Head Node without Shared Storage Available on Compute Nodes#

When compute nodes do not share the file system with head node, --enable-cache-without-check for run and dry-run skips the real check for cache existence, but still builds all paths correctly. The flow is like this:

  1. [on the head node] run cloudai install.

  2. [on the head node] copy cache to compute nodes.

  3. Modify system.toml to set compute nodes’ installation root.

  4. Run cloudai run --enable-cache-without-check ....

Dev Details#

SlurmCommandGenStrategy defines abstract method _container_mounts(tr: TestRun) that must be implemented by every subclass. This method is used in SlurmCommandGenStrategy.container_mounts(tr: TestRun) (defined as @final) where mounts like /cloudai_run_results (default mount), TestDefinition.extra_container_mounts (from Test TOML) and test specific mounts (defined in-code) are added.

Nsys Tracing#

Users can enable Nsys tracing for any workload when running via Slurm. Note that nsys should be available on the compute nodes; CloudAI does not manage it.

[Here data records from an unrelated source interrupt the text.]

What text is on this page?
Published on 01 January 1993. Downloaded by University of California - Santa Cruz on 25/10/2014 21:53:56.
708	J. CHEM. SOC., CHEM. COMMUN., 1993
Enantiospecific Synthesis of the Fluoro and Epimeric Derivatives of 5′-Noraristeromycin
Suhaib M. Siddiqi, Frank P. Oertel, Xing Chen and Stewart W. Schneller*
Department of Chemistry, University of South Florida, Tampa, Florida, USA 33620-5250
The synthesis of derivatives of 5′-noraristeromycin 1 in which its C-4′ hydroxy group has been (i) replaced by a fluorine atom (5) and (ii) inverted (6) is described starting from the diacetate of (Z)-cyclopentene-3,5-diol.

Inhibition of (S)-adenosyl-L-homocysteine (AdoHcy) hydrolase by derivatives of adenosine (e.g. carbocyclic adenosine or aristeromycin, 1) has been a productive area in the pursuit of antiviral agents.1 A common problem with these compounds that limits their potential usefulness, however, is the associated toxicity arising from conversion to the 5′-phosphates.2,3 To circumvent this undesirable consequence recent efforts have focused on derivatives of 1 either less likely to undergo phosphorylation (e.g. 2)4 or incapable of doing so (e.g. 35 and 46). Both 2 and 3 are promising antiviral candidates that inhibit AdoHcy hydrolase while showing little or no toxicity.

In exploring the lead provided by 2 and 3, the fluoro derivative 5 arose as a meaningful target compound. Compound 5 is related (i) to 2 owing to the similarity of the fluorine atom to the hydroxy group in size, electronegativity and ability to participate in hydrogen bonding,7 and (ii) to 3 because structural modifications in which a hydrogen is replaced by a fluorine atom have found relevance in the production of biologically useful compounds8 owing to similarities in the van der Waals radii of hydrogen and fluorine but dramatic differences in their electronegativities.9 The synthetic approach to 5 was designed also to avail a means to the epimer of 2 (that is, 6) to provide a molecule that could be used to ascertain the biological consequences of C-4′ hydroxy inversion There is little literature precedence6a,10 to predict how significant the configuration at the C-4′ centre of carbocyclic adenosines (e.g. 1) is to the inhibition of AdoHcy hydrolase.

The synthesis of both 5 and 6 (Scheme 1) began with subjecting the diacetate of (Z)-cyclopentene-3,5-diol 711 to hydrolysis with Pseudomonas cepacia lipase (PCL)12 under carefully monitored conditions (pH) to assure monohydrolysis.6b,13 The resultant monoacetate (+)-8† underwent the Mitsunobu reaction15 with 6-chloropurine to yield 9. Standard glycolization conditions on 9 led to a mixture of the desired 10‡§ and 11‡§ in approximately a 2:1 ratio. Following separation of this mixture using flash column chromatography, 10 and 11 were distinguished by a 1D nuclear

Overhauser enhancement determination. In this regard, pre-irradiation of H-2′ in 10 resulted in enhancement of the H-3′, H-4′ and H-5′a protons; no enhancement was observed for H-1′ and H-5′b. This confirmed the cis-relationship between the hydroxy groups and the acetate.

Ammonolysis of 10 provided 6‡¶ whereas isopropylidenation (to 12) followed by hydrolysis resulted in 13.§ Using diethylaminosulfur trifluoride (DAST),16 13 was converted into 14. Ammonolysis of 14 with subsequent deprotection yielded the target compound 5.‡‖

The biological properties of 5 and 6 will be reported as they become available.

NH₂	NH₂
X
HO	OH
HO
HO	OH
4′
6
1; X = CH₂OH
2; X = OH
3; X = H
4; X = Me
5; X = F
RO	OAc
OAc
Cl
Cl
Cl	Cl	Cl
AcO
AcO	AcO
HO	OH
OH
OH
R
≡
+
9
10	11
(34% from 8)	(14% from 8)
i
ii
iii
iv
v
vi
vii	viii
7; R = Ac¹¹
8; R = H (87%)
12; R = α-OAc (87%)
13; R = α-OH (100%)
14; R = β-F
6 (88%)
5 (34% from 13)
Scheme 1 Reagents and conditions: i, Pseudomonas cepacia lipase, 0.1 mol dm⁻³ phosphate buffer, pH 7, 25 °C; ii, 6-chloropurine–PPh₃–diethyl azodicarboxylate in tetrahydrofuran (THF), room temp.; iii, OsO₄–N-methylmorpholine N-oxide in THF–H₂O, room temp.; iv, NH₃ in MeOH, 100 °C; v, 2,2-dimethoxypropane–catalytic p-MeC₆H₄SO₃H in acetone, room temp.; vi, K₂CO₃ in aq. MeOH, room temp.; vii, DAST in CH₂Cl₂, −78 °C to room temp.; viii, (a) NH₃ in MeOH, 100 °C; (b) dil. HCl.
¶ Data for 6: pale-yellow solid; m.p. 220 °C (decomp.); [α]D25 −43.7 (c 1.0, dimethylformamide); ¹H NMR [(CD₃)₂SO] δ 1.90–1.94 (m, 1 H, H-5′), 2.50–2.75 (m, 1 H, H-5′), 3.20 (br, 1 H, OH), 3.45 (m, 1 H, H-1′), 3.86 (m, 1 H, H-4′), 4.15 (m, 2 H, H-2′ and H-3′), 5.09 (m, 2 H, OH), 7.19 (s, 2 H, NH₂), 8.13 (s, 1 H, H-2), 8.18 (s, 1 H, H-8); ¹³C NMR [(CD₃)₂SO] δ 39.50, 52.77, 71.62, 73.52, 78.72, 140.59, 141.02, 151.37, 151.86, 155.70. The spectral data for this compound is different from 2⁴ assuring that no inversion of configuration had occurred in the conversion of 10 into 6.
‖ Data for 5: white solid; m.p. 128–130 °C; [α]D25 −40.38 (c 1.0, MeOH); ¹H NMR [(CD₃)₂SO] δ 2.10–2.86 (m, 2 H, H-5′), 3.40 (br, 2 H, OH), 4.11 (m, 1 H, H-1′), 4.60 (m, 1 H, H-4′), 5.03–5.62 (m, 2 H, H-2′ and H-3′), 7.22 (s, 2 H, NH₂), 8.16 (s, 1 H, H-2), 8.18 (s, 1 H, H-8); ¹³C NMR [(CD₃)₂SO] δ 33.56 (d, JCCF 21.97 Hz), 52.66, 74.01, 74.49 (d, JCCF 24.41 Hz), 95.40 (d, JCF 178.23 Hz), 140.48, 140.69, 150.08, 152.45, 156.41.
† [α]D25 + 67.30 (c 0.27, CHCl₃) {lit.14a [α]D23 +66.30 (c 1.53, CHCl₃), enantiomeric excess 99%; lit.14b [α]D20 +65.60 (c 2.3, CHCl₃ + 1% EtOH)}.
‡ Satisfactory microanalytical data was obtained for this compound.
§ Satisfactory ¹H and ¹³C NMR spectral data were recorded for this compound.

The configuration fields are:

enable: bool = True
nsys_binary: str = "nsys"
task: str = "profile"
output: Optional[str] = None
sample: Optional[str] = None
trace: Optional[str] = None
force_overwrite: Optional[bool] = None
capture_range: Optional[str] = None
capture_range_end: Optional[str] = None
cuda_graph_trace: Optional[str] = None
gpu_metrics_devices: Optional[str] = None
extra_args: list[str] = []

Fields with None value are not passed to nsys command.